ПРОЛОГ
Тот, кто открыл Врата восемьсот лет назад, не знал, что делает.
Он думал, что спасает мир. Все думают, что спасают мир, когда разрушают его до основания. Это первое правило падения — ты всегда летишь с самыми чистыми намерениями.
Его звали Моран. Имя тогда ещё что-то значило — он носил его как знамя, как проклятие, как единственное, что оставалось у человека, который потерял дом, семью и богов. Он пришёл из-за границы миров, из места, где небо не помнит звёзд, а люди не помнят имён. Место не важно, все места одинаково далеки, когда между ними пропасть в восемьсот лет боли.
Он умел делать то, чего не умел никто другой в Аэруме.
Видеть ошибки в коде мира.
Это была не метафора. Для него реальность была слоистой, как старая книга, в которой некоторые страницы сшиты неправильно. Он видел пустоту между вещами — не как отсутствие, а как сбой. Слышал тишину между звуками — не как пустоту, а как пропущенную ноту. Мог нащупать ткань реальности там, где другие видели только воздух, и чувствовал пальцами, где она истончилась до предела.
Он думал, что это дар. Ему казалось, что боги — если они есть — выбрали его для великой цели. Ему казалось, что одиночество было испытанием, а не приговором.
Он ошибался. Во всём.
Особенно в том, что боги вообще существуют.

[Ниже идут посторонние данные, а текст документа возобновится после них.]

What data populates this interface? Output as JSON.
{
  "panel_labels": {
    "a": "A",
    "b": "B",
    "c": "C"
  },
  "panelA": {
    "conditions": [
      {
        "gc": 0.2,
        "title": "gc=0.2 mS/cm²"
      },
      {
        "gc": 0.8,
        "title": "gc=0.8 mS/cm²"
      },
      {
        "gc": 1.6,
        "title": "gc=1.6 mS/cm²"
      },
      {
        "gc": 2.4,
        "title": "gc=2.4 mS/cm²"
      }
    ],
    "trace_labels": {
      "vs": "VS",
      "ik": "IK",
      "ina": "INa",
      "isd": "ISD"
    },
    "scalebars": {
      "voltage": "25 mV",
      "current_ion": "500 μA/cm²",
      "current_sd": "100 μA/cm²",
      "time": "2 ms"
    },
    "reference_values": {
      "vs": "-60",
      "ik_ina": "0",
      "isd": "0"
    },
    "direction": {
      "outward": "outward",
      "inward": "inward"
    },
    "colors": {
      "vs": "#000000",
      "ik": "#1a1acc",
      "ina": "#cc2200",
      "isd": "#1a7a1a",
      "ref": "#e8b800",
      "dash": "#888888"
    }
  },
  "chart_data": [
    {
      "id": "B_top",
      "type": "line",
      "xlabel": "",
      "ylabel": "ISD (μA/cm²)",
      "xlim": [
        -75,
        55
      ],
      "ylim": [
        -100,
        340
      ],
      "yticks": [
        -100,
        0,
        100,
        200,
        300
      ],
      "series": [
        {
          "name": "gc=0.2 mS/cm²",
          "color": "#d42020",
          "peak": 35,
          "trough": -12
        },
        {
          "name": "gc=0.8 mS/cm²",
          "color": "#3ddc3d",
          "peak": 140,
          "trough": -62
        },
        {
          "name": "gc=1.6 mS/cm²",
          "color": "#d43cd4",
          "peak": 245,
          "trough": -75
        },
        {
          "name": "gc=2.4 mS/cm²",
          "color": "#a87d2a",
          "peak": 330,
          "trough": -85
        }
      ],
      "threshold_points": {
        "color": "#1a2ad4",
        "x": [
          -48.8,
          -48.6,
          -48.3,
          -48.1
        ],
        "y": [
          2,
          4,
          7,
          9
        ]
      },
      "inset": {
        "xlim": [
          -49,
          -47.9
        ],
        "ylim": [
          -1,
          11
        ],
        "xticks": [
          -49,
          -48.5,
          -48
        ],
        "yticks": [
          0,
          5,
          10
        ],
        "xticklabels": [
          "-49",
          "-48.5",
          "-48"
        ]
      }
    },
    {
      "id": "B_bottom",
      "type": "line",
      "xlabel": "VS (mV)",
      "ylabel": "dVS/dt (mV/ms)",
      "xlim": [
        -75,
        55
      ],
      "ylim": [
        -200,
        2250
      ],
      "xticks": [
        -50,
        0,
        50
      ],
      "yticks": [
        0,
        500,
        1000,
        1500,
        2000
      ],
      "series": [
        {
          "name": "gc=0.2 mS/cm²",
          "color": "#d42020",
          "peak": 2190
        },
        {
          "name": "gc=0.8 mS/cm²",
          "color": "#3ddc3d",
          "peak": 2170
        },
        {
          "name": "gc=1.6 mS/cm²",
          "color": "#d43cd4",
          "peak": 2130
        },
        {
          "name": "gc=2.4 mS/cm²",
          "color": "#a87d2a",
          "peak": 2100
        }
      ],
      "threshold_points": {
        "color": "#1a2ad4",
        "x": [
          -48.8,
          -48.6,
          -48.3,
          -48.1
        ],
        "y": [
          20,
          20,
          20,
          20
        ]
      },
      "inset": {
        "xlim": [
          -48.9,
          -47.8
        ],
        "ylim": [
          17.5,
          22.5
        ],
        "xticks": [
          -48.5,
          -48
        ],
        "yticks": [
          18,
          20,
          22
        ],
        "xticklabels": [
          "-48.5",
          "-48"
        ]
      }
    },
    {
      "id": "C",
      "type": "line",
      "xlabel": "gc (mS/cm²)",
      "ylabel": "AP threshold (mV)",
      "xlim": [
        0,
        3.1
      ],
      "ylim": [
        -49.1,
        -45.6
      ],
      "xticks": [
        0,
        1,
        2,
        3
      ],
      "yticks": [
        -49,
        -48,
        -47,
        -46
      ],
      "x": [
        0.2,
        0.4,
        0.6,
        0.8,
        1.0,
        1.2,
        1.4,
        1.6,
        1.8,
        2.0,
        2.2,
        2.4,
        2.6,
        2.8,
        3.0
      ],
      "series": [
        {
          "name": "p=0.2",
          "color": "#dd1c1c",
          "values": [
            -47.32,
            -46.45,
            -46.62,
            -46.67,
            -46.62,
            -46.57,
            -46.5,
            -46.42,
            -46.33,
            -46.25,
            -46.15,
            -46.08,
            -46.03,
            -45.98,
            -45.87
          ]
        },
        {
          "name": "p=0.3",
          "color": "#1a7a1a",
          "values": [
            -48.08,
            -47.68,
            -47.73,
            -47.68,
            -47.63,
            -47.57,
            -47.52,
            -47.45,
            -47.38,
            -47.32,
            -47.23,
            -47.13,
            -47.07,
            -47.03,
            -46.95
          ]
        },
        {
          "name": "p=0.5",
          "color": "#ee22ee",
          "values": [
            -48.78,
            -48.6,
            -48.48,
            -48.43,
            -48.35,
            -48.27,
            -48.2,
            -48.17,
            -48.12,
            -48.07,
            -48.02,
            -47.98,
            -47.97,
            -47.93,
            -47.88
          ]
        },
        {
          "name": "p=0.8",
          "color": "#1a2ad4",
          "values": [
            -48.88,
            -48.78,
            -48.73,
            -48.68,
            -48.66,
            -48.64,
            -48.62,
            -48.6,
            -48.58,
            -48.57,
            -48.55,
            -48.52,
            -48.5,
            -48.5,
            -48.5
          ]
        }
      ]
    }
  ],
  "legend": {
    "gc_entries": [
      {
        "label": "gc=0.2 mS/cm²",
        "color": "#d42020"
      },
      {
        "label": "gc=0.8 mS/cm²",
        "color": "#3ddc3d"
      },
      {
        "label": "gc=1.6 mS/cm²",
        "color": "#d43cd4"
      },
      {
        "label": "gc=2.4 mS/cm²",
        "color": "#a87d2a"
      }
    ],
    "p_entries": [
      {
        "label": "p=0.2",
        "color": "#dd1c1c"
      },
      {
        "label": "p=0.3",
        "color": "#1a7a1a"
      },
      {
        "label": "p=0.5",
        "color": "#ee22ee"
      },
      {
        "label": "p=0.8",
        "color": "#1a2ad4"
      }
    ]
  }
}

Первый Разлом случился на рассвете.
Солнце только коснулось горизонта, золотя снежные шапки северных гор, когда земля закричала. Она разошлась по семи линиям одновременно — от ледяных хребтов Севера, где кланы ещё спали в своих шкурах, до тёплых глубин южного моря, где рыбацкие лодки выходили на утренний лов. Трещины бежали быстрее лошадей, быстрее ветра, быстрее мысли о спасении.
Небо над точкой разрыва почернело.
Не от туч — от чего-то более древнего, чем тучи. От того, что было до первого света, до первого бога, до первого имени. Тьма поднялась столбом до самых верхних слоёв воздуха, и те, кто видел это с безопасного расстояния, потом рассказывали: в той тьме двигались силуэты. Не люди. Не звери. Тени того, что не должно было выйти наружу никогда.
В последний миг Моран успел подумать. Не о спасении — он уже понял, что спасать некого. Не о мире — мир умирал у него на глазах. Об имени. О том, что если у тебя отнять имя, ты перестаёшь быть человеком. Ты становишься просто голодом. Просто тьмой. Просто тем, что ждёт.
И ещё он успел понять одну вещь, которая не давала ему покоя все эти восемьсот лет внутри промежутка:
Он был не первым.
До него уже кто-то пробовал. Кто-то другой, из другого мира, в другое время. Ошибка в коде мира была не его — он просто нашёл её и попытался исправить. Не зная, что некоторые ошибки исправляются только одним способом — полной перезагрузкой системы.
Его поглотило то, что он выпустил.
Восемьсот лет прошло. А в том месте до сих пор не растёт трава, не летают птицы, не останавливаются путники на ночлег — даже самые отчаянные, даже те, кому нечего терять. Лошади чуют заражённую землю за полдня пути и встают как вкопанные, и никакой хлыст не заставит их ступить на мёртвую почву.
Иногда по ночам, если подойти к Вратам Разлома достаточно близко и заткнуть уши от ветра, можно услышать голос. Он всё ещё там, внутри, в промежутке между мирами. Всё ещё думает, что спасает мир.
Всё ещё шепчет: «Я хотел как лучше».
Всё ещё не понял, что стал им — тем, от чего спасал.
Люди забыли его имя. Тысячи страниц исписаны историками, сотни пророчеств сложены сказителями, но ни один не назвал его Мораном. Они называют его Морхасом. Пожирателем Пустоты. Тем, кто ждёт в темноте.
А тот, кто придёт после него — придёт из места, где нет магии, нет богов, нет пророчеств. Придёт из мира, где люди умирают от болезней, названия которых здесь никто не поймёт. Придёт в тот момент, когда ему будет нечего терять.
Придёт умирать.
И всё изменит.
Потому что иногда смерть — это не конец.
Иногда смерть — это входной билет. А за дверью — новая игра.
ГЛАВА 1. КОНЕЦ
Часть 1: Запах сдавшихся
Онкологическое отделение городской больницы №7 пахло хлоркой, несвежими цветами и тем особым запахом, который Алекс про себя называл «запахом сдавшихся».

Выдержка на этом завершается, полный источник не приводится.